Everyone arrives to celebrate Nanki-Poo and Yum-Yum's union, but the festivities are interrupted by the arrival of Katisha, who has come to claim Nanki-Poo as her husband. However, the townspeople drown out Katisha's attempts to reveal Nanki-Poo's secret. Katisha declares that she intends to be avenged.

As Yum-Yum prepares for her wedding, Ko-Ko and Pooh-Bah discover a twist in the law that states that when a married man is beheaded for flirting, his wife must be buried alive. Yum-Yum is unwilling to marry under these circumstances, and so Nanki-Poo invites Ko-Ko to behead him on the spot. The soft-hearted Ko-Ko cannot execute Nanki-Poo. Ko-Ko instead sends Nanki-Poo and Yum-Yum away to be wed.

The Mikado and Katisha arrive in Titipu accompanied by a large procession. The Mikado describes his system of justice. Ko-Ko assumes that the ruler has come to see whether an execution has been carried out. Aided by Pooh-Bah and his ward Pitti-Sing, he graphically describes the supposed execution and hands the Mikado the certificate of death. The Mikado notes that he is searching for his son, Nanki-Poo. Hearing the name, the three panic. Katisha reads the death certificate with horror: the person executed was Nanki-Poo. The Mikado discusses with Katisha the statutory punishment "for compassing the death of the heir apparent" to the Imperial throne. With the three conspirators facing painful execution, Ko-Ko pleads with Nanki-Poo to reveal himself to his father. Nanki-Poo fears that Katisha will demand his execution if she finds he is alive; he suggests that if Katisha could be persuaded to marry Ko-Ko, then Nanki-Poo could safely "come to life again", as Katisha would have no claim on him.
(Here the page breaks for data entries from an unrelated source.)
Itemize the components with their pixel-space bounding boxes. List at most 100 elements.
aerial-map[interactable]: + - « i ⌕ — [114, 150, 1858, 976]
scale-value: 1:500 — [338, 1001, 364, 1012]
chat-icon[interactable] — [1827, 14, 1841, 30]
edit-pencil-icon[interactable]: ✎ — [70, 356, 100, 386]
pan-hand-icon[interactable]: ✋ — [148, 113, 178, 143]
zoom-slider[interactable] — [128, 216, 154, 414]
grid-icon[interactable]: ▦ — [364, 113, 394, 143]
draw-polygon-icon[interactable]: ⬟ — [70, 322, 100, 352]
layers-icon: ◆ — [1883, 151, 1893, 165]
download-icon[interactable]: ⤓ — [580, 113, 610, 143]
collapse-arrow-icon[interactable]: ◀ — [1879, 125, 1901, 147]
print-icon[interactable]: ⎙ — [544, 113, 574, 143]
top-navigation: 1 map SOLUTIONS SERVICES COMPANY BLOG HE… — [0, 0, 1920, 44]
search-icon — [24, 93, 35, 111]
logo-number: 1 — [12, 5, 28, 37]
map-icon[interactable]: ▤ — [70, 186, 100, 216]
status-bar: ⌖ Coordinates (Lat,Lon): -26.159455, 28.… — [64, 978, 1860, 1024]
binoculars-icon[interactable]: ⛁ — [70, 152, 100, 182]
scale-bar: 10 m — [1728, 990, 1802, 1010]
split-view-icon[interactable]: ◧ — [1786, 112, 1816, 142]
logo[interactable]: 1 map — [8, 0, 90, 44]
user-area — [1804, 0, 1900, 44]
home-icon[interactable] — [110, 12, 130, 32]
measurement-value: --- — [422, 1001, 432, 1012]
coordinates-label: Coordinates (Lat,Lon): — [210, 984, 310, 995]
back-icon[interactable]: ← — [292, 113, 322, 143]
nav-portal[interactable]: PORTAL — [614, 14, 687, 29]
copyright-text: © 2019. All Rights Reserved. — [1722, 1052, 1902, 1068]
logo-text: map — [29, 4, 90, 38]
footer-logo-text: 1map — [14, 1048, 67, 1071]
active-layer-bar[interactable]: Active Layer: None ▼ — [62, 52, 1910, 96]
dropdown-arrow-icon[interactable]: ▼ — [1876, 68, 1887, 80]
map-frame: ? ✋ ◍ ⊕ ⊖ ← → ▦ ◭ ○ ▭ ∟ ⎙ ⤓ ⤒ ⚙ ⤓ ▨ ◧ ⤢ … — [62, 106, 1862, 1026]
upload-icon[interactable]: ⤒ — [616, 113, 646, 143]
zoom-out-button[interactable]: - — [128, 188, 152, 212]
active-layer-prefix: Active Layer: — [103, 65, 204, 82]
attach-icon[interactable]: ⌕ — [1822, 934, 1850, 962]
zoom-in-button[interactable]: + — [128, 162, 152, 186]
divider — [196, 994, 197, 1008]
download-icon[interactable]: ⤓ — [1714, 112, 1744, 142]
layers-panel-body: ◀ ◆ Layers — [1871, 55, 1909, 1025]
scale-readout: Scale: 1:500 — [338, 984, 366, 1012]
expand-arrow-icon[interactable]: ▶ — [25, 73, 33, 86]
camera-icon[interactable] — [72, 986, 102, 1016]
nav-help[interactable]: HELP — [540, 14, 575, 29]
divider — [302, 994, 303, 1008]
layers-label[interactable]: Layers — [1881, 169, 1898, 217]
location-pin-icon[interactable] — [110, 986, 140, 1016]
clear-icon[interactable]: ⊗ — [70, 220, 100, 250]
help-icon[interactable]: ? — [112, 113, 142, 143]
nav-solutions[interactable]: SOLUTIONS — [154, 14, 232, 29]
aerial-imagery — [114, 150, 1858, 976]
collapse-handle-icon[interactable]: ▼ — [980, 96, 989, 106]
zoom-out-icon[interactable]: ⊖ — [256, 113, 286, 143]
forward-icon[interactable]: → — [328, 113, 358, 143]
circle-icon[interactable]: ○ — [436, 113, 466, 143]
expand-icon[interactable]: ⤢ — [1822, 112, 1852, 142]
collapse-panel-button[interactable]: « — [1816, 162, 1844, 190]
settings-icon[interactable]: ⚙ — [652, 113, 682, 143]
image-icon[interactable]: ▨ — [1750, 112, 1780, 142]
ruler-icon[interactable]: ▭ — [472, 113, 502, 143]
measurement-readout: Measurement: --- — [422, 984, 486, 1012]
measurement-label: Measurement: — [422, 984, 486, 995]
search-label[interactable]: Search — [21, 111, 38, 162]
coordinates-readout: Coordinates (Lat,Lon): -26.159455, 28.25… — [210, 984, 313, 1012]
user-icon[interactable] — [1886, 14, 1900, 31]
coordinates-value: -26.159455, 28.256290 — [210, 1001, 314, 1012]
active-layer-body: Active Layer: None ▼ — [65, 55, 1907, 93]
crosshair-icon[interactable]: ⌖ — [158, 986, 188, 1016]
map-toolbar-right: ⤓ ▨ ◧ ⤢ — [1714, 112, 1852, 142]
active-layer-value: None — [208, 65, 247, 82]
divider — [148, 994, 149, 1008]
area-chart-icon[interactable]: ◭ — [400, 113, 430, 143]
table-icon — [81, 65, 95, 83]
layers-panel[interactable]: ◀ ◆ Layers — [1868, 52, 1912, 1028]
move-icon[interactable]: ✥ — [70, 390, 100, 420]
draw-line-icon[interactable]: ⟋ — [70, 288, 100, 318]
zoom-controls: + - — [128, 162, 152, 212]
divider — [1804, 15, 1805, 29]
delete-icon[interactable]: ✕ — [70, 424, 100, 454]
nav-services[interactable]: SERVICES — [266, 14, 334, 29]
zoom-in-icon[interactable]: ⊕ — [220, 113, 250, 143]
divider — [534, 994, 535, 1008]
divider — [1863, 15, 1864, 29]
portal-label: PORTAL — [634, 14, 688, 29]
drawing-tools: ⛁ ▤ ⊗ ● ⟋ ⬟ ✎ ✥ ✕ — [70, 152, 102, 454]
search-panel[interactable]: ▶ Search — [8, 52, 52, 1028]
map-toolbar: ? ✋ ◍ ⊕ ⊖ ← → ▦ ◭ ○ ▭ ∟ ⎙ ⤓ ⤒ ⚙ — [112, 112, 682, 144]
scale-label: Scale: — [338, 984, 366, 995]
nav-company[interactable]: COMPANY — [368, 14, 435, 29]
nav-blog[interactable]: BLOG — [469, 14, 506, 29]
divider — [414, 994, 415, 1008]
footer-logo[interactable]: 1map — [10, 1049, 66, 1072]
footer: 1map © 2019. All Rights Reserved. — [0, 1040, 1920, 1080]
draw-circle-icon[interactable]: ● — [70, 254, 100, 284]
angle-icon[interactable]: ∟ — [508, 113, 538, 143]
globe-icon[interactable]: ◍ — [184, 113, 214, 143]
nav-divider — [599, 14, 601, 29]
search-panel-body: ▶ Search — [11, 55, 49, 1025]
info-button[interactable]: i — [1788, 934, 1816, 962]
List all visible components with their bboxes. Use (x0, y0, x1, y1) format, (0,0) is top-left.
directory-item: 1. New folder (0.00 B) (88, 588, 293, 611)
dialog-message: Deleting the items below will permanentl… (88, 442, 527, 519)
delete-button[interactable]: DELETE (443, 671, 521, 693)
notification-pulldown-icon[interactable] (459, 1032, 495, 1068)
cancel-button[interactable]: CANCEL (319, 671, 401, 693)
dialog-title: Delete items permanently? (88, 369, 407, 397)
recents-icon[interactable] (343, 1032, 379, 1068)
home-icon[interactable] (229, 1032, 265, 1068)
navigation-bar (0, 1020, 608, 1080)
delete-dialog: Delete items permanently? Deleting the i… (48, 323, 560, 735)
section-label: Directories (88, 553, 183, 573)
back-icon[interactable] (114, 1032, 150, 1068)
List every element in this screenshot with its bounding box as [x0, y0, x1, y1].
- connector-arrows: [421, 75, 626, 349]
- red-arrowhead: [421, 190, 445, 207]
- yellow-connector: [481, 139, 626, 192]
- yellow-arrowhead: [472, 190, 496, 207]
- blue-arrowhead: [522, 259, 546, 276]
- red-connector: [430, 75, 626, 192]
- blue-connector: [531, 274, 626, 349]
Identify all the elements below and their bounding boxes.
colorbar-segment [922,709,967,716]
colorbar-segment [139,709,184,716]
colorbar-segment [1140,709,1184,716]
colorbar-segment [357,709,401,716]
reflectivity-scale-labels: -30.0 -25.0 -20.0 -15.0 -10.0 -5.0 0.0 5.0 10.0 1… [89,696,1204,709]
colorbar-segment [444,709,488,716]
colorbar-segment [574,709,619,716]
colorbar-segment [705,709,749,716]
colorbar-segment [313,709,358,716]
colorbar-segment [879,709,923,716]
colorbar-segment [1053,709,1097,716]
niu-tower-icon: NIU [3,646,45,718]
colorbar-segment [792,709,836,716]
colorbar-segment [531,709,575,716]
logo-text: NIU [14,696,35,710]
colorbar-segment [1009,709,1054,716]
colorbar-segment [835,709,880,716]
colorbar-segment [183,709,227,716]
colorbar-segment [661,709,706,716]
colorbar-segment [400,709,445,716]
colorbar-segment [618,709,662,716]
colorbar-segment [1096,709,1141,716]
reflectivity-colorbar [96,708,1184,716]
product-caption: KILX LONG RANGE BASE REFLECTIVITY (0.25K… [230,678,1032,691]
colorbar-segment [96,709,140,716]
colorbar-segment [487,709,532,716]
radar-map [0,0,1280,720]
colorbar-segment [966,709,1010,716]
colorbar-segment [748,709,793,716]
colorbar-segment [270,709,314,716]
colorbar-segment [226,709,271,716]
Ko-Ko finds Katisha mourning her loss and throws himself on her mercy. He begs for her hand in marriage, saying that he has long harboured a passion for her. Katisha is soon moved by his story of a bird who died of heartbreak. They quickly marry, and she begs for the Mikado's mercy for Ko-Ko and his accomplices. Nanki-Poo and Yum-Yum then reappear, sparking Katisha's fury. The Mikado is astonished that Nanki-Poo is alive. Ko-Ko explains that when a royal command for an execution is given, the victim is, legally speaking, "as good as dead ... and if he is dead, why not say so?" The Mikado declares that "Nothing could possibly be more satisfactory", and everyone in Titipu celebrates.

==Cast==
- Kenny Baker as Nanki-Poo
- Martyn Green as Ko-Ko
- Sydney Granville as Pooh-Bah
- John Barclay as the Mikado
- Gregory Stroud as Pish-Tush
- Jean Colin as Yum-Yum
- Constance Willis as Katisha
- Elizabeth Nickell-Lean (credited as Elizabeth Paynter) as Pitti-Sing
- Kathleen Naylor as Peep-Bo
- Chorus of the D'Oyly Carte Opera Company

==Production==
The music was conducted by Geoffrey Toye, a former D'Oyly Carte music director, who was also the producer and was credited with the adaptation, which involved a number of cuts, additions and re-ordered scenes. Victor Schertzinger directed. Art direction and costume designs were by Marcel Vertès. The orchestra (and the musicians depicted in the film) consisted of 40 members of the London Symphony Orchestra.

==Release==
The film premiered in London on 12 January 1939 before its release in the United States on 1 May. A decade later, on 23 July 1949, it was re-released in New York City.